The Swedish Medical Council has drastically revised its criteria for awarding postdoctoral research positions after clear evidence of discrimination against women was published in the science journal, Nature, last year.
Ms Christine Wenneras, one of the authors of the report, said on average the size of the "male bonus" amounted to 20 extra scientific papers in good journals. Women had to be 2.6 times more prolific than men in order to achieve the same "scientific competency" score, she told the 400 delegates at the Women and Science conference in Brussels, last week.
Sixty-two men and 52 women applied for prestigious postdoctoral research positions in 1995. Of the 55 reviewers in the 11 evaluation committees, only five were women. The applicants' "scientific competency" was dependent on three features: scientific productivity (number of publications and prestige of the journals); gender; whether they were affiliated to one of the reviewers.
The process did not allow reviewers to actually review candidates with whom they were affiliated, but other reviewers tended to score candidates highly for this affiliation. Ms Wenneras said a rigorous statistical analysis was carried out to eliminate confounding factors. "Our results clearly demonstrate that male merits were overestimated and/or female merits were underestimated by the peer reviewers of a prestigious funding organisation in Europe. Although a surprise to some, our findings are in agreement with earlier studies within other fields," said Ms Wenneras.

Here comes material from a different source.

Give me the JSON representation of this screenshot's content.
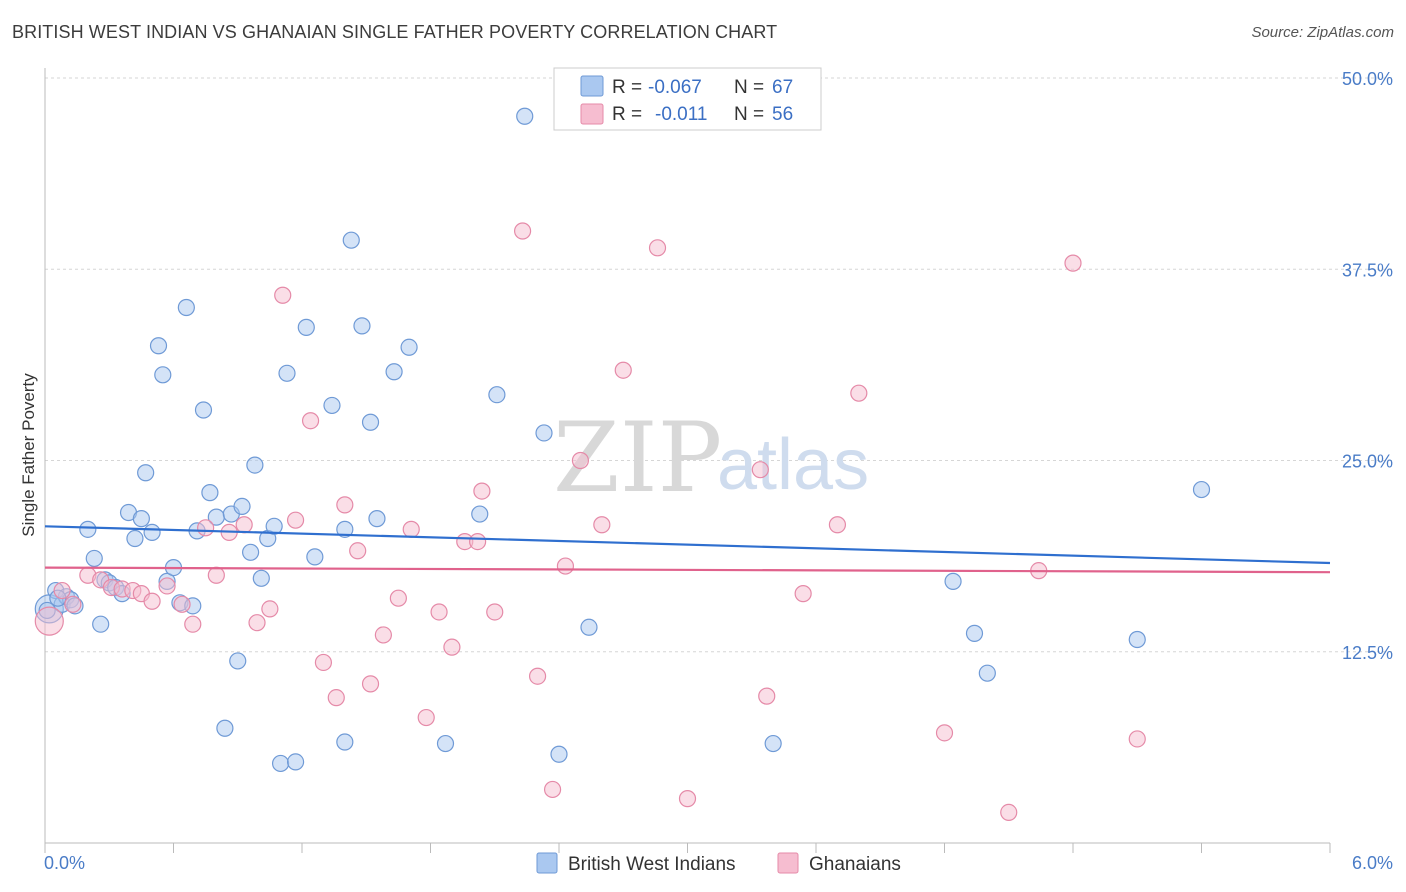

The academic community has largely blamed the failure of women within academe on women themselves, she said, instead of investigating whether academic evaluation systems were fair and gender-balanced. The most popular explanation for the excessively high drop-off rate of women from the academic career ladder, is that they were hindered from doing first grade research because of family obligations.
"Our study revealed no statistically significant differences between male and female applicants in yearly productivity," she said.
The Swedish Medical Research Council has changed drastically in a period of two years, she said. A similar proportion of women as men were given grants. The council had set up quite strict guidelines as to how applicants are to be evaluated. as said her study was possible because of the Swedish Freedom of Information Act, which states that all documents held by state or municipal authorities should be accessible to the public." Most, if not all peer reviews had a strong penchant for secrecy. This policy of secrecy must be abandoned, she said.
The Swedish parliament has recently decided university faculties which fail to allot full professorships to women in proportion to the fraction of female researchers at associate professorial level, will receive reduced state funding.
"Naturally, this type of measure will give rise to strong opposition within the academic system, which for decades has silently accepted that vastly different career options exist for male and female researchers, respectively," said Ms Wenneras.